Updated on 2025-11-04 GMT+08:00

Reasoning Outputs

Scenarios

Reasoning outputs support DeepSeek-R1 and Qwen3 series. They produce outputs with detailed inference steps and final results. Using reasoning outputs adds a reasoning_content field to show the thought process and logic behind each conclusion.

Supported Models

Series

Parser

DeepSeek-R1

deepseek_r1

QwQ-32B

deepseek_r1

Qwen3

qwen3

Constraints

Reasoning outputs only apply to the /v1/chat/completions API of OpenAI.

Enabling Reasoning Outputs

Add the following command when starting the inference service.

--enable-reasoning --reasoning-parser xxx  

Note: XXX indicates the name of the reasoning parser that matches the model.

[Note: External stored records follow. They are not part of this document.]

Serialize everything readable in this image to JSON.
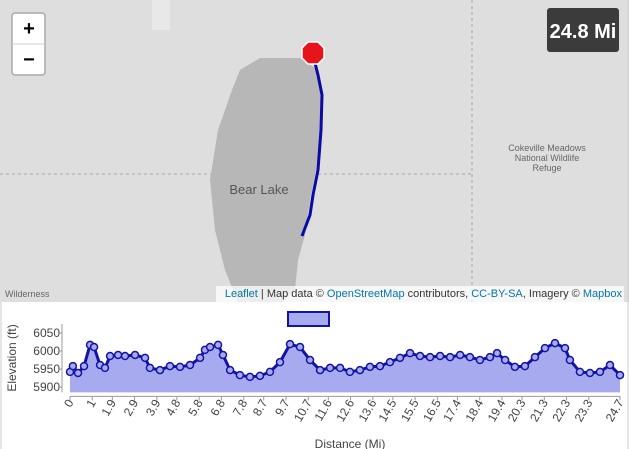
{
  "map": {
    "zoom_in": "+",
    "zoom_out": "−",
    "distance_badge": "24.8 Mi",
    "labels": {
      "lake": "Bear Lake",
      "refuge": [
        "Cokeville Meadows",
        "National Wildlife",
        "Refuge"
      ],
      "wilderness": "Wilderness"
    },
    "attribution": [
      "Leaflet",
      " | Map data © ",
      "OpenStreetMap",
      " contributors, ",
      "CC-BY-SA",
      ", Imagery © ",
      "Mapbox"
    ]
  },
  "chart_data": {
    "type": "area",
    "y_label": "Elevation (ft)",
    "x_label": "Distance (Mi)",
    "x": [
      0,
      0.13,
      0.36,
      0.63,
      0.9,
      1.08,
      1.35,
      1.57,
      1.8,
      2.16,
      2.47,
      2.92,
      3.37,
      3.59,
      4.04,
      4.49,
      4.94,
      5.39,
      5.84,
      6.06,
      6.29,
      6.65,
      6.87,
      7.19,
      7.63,
      8.08,
      8.53,
      8.98,
      9.43,
      9.88,
      10.33,
      10.78,
      11.23,
      11.68,
      12.13,
      12.57,
      13.02,
      13.47,
      13.92,
      14.37,
      14.82,
      15.27,
      15.72,
      16.17,
      16.62,
      17.07,
      17.52,
      17.96,
      18.41,
      18.86,
      19.18,
      19.54,
      19.98,
      20.43,
      20.88,
      21.33,
      21.78,
      22.23,
      22.45,
      22.9,
      23.35,
      23.8,
      24.25,
      24.7
    ],
    "series": [
      {
        "color": "#1313a6",
        "fill": "#a7aaef",
        "values": [
          5942,
          5958,
          5939,
          5958,
          6017,
          6011,
          5961,
          5953,
          5986,
          5989,
          5986,
          5989,
          5981,
          5953,
          5947,
          5958,
          5956,
          5961,
          5981,
          6003,
          6011,
          6017,
          5989,
          5947,
          5933,
          5928,
          5931,
          5942,
          5969,
          6019,
          6011,
          5975,
          5947,
          5953,
          5953,
          5942,
          5947,
          5956,
          5958,
          5969,
          5981,
          5994,
          5986,
          5983,
          5986,
          5983,
          5989,
          5983,
          5975,
          5983,
          5994,
          5975,
          5956,
          5958,
          5983,
          6008,
          6022,
          6008,
          5975,
          5942,
          5939,
          5942,
          5961,
          5933
        ]
      }
    ],
    "xlim": [
      0,
      24.7
    ],
    "ylim": [
      5885,
      6075
    ],
    "xticks": [
      0,
      1,
      1.9,
      2.9,
      3.9,
      4.8,
      5.8,
      6.8,
      7.8,
      8.7,
      9.7,
      10.7,
      11.6,
      12.6,
      13.6,
      14.5,
      15.5,
      16.5,
      17.4,
      18.4,
      19.4,
      20.3,
      21.3,
      22.3,
      23.3,
      24.7
    ],
    "yticks": [
      5900,
      5950,
      6000,
      6050
    ],
    "grid": false,
    "markers": true
  }
}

Disabling Model Chain-of-Thought Output

Currently, only the Qwen3 series models support disabling the chain-of-thought output. You can do this by adding the template parameter "enable_thinking": false when making an inference request. The request body example is as follows:

{
  "model": "Qwen3-8B",
  "chat_template_kwargs": {
    "enable_thinking": false
  },
  "messages": [
    {
      "role": "user",
      "content": "Hello"
    }
  ],
  "temperature": 0,
  "stream": false
}

Removing the Max Token Limit for Reasoning Content

Ascend-vLLM supports enabling or disabling the ability to remove the max token limit for reasoning content by setting an environment variable before starting the inference service. The environment variable usage example is as follows

export ENABLE_MAX_TOKENS_EXCLUDE_REASONING=1
  • Not setting the environment variable or setting it to 0: The max token parameter will control and truncate the length of the reasoning content field. This behavior is consistent with the community standard.
  • Setting the environment variable to 1: The max token parameter will not control or truncate the reasoning content field. It will only control the length of the content field.